JOY Nichols was one of the nation's favourite show business personalities of the early postwar years. She was an excellent comedienne with a fine singing voice who achieved almost instant fame co-starring with Jimmy Edwards and Dick Bentley in the long-running radio series 'Take It From Here', and her bouncy, sparkling, wholesome sense of fun was irresistible.
Indeed, the very wholesomeness of her personality, coupled with good looks, enabled the writers Frank Muir and Denis Norden to slip into the script the occasional joke that in those stiff-backed BBC days was considered risque.
Her comic tinming was equal to that of her fellow comedians and the sense of cameraderie the trio achieved, even when the script had them arguing, was warming to the millions who tuned in each week.
Her radio fame, which in the late Forties and Fifties was the equivalent of television stardom today, led to her being offered the lead in the London West End production of 'The Pyjama Game' in 1955. The show ran for eighteen months and her exuberant singing of 'Hey There', and 'I'm Not At All In Love' were regular show-stoppers.
The Australian-born actress, who first became a radio star there aged seven, was married in 1949, at the height of her radio fame in Britain, to the American singer Wally Peterson. They had three children but were divorced after 28 years.
Soon after he success in 'The Pyjama Game' she decided to consolidate her career success in America, but it did not work, at least not immediately. American Equity, the actors' union, made her wait for a year before letting her work there, but even then the parts did not come quickly. After three years of living frugally and playing small roles, she landed one of the leads in the Broadway production of the musical, 'Fiorello'. She was 33 and looked destined for stardom, but it never quite happened.
After ten years in America, she returned to London. In 1969 she was to open at the Palace Theatre in London in the key role of Madame Defarge in the musical 'Two Cities', but she walked out during rehearsals amid rumours that she had fallen out with the star, Edward Woodward. It was to be six years before she reappeared, picked for what was a minor role in yet another musical, 'Great Expectations', with Sir John Mills and Moira Lister.

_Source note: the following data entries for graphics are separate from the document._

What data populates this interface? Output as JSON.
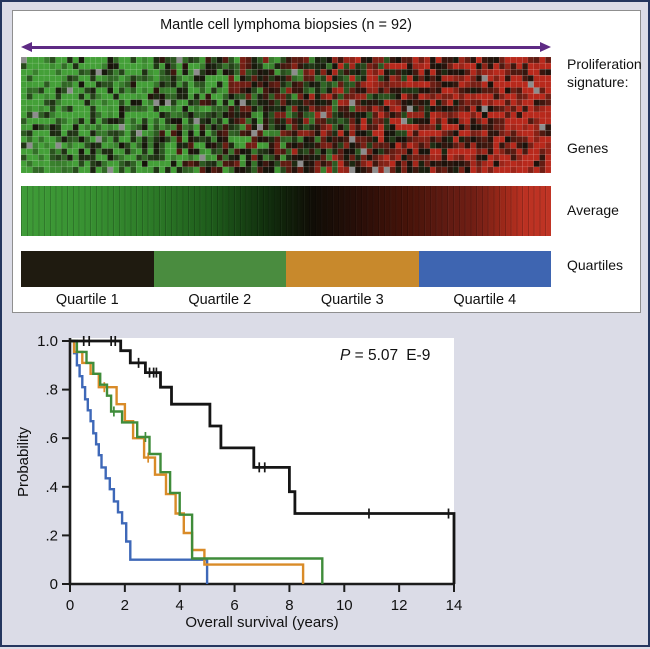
{
  "figure": {
    "background": "#dbdce7",
    "border_color": "#24365f",
    "panel_background": "#ffffff"
  },
  "top_panel": {
    "title": "Mantle cell lymphoma biopsies (n = 92)",
    "arrow_color": "#5e2a84",
    "side_labels": {
      "proliferation_signature": "Proliferation signature:",
      "genes": "Genes",
      "average": "Average",
      "quartiles": "Quartiles"
    },
    "heatmap": {
      "columns": 92,
      "rows": 19,
      "green": "#44a038",
      "black": "#15110a",
      "red": "#b8291c",
      "missing": "#8d8d8d",
      "seed": 7
    },
    "average_bar": {
      "gradient": [
        [
          "#3f9c38",
          0
        ],
        [
          "#389232",
          12
        ],
        [
          "#2d7c28",
          24
        ],
        [
          "#1e5c1b",
          36
        ],
        [
          "#102c0c",
          47
        ],
        [
          "#100d06",
          55
        ],
        [
          "#2a0e08",
          64
        ],
        [
          "#471309",
          73
        ],
        [
          "#5f1a11",
          80
        ],
        [
          "#741f15",
          86
        ],
        [
          "#9c2819",
          91
        ],
        [
          "#bb3122",
          95
        ],
        [
          "#c03424",
          100
        ]
      ]
    },
    "quartile_bar": {
      "segments": [
        {
          "label": "Quartile 1",
          "color": "#1f1b10"
        },
        {
          "label": "Quartile 2",
          "color": "#4a8c3f"
        },
        {
          "label": "Quartile 3",
          "color": "#c8892c"
        },
        {
          "label": "Quartile 4",
          "color": "#3e65b1"
        }
      ]
    }
  },
  "chart_data": {
    "type": "line",
    "subtype": "kaplan-meier-step",
    "title": "",
    "xlabel": "Overall survival (years)",
    "ylabel": "Probability",
    "xlim": [
      0,
      14
    ],
    "ylim": [
      0,
      1.0
    ],
    "xticks": [
      0,
      2,
      4,
      6,
      8,
      10,
      12,
      14
    ],
    "ytick_values": [
      1.0,
      0.8,
      0.6,
      0.4,
      0.2,
      0
    ],
    "ytick_labels": [
      "1.0",
      ".8",
      ".6",
      ".4",
      ".2",
      "0"
    ],
    "grid": false,
    "legend": "none",
    "annotation": {
      "italic": "P",
      "mid": " = 5.07",
      "tail": "E-9"
    },
    "series": [
      {
        "name": "Quartile 4",
        "color": "#3e68b8",
        "points": [
          [
            0,
            1.0
          ],
          [
            0.15,
            0.95
          ],
          [
            0.25,
            0.9
          ],
          [
            0.35,
            0.855
          ],
          [
            0.45,
            0.81
          ],
          [
            0.55,
            0.76
          ],
          [
            0.65,
            0.715
          ],
          [
            0.75,
            0.67
          ],
          [
            0.85,
            0.62
          ],
          [
            0.95,
            0.575
          ],
          [
            1.05,
            0.53
          ],
          [
            1.15,
            0.48
          ],
          [
            1.3,
            0.435
          ],
          [
            1.45,
            0.39
          ],
          [
            1.6,
            0.34
          ],
          [
            1.75,
            0.295
          ],
          [
            1.9,
            0.25
          ],
          [
            2.05,
            0.175
          ],
          [
            2.2,
            0.1
          ],
          [
            5.0,
            0
          ]
        ],
        "censors": []
      },
      {
        "name": "Quartile 3",
        "color": "#d98b28",
        "points": [
          [
            0,
            1.0
          ],
          [
            0.15,
            0.955
          ],
          [
            0.45,
            0.91
          ],
          [
            0.75,
            0.865
          ],
          [
            1.05,
            0.81
          ],
          [
            1.7,
            0.74
          ],
          [
            2.0,
            0.67
          ],
          [
            2.3,
            0.6
          ],
          [
            2.7,
            0.52
          ],
          [
            3.1,
            0.45
          ],
          [
            3.5,
            0.37
          ],
          [
            3.85,
            0.29
          ],
          [
            4.15,
            0.21
          ],
          [
            4.45,
            0.14
          ],
          [
            4.9,
            0.08
          ],
          [
            8.5,
            0
          ]
        ],
        "censors": [
          [
            1.25,
            0.81
          ],
          [
            2.85,
            0.52
          ]
        ]
      },
      {
        "name": "Quartile 2",
        "color": "#3f8c3a",
        "points": [
          [
            0,
            1.0
          ],
          [
            0.25,
            0.955
          ],
          [
            0.6,
            0.91
          ],
          [
            0.85,
            0.865
          ],
          [
            1.1,
            0.82
          ],
          [
            1.35,
            0.775
          ],
          [
            1.5,
            0.71
          ],
          [
            1.9,
            0.665
          ],
          [
            2.45,
            0.605
          ],
          [
            2.9,
            0.535
          ],
          [
            3.3,
            0.46
          ],
          [
            3.65,
            0.375
          ],
          [
            4.0,
            0.285
          ],
          [
            4.45,
            0.105
          ],
          [
            9.2,
            0
          ]
        ],
        "censors": [
          [
            1.6,
            0.71
          ],
          [
            2.75,
            0.605
          ]
        ]
      },
      {
        "name": "Quartile 1",
        "color": "#151515",
        "points": [
          [
            0,
            1.0
          ],
          [
            1.85,
            0.96
          ],
          [
            2.2,
            0.91
          ],
          [
            2.75,
            0.87
          ],
          [
            3.3,
            0.81
          ],
          [
            3.7,
            0.74
          ],
          [
            5.1,
            0.65
          ],
          [
            5.5,
            0.56
          ],
          [
            6.7,
            0.48
          ],
          [
            8.0,
            0.38
          ],
          [
            8.2,
            0.29
          ],
          [
            14,
            0
          ]
        ],
        "censors": [
          [
            0.5,
            1.0
          ],
          [
            0.7,
            1.0
          ],
          [
            1.5,
            1.0
          ],
          [
            1.65,
            1.0
          ],
          [
            2.5,
            0.91
          ],
          [
            2.9,
            0.87
          ],
          [
            3.05,
            0.87
          ],
          [
            3.15,
            0.87
          ],
          [
            6.9,
            0.48
          ],
          [
            7.1,
            0.48
          ],
          [
            10.9,
            0.29
          ],
          [
            13.8,
            0.29
          ]
        ]
      }
    ]
  }
}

After being spotted in the Oxford Street Mothercare selling baby clothes for twenty pounds a week, she made no apologies, saying that she needed the money. At one stage she returned to Australia, launching a stage show in Sydney and for a while having her own radio show, but both soon ended, never to be revived.
On her return to Britain she took an half-page advertisement in 'The Stage' announcing that she was open to offers of theatrical work, but there were none. One of her last show business assignments was in 1979, when she appeared in two episodes of the television series 'My Son, My Son'.
She is survived by twins, Richard and Victoria, and an older daughter, Roberta.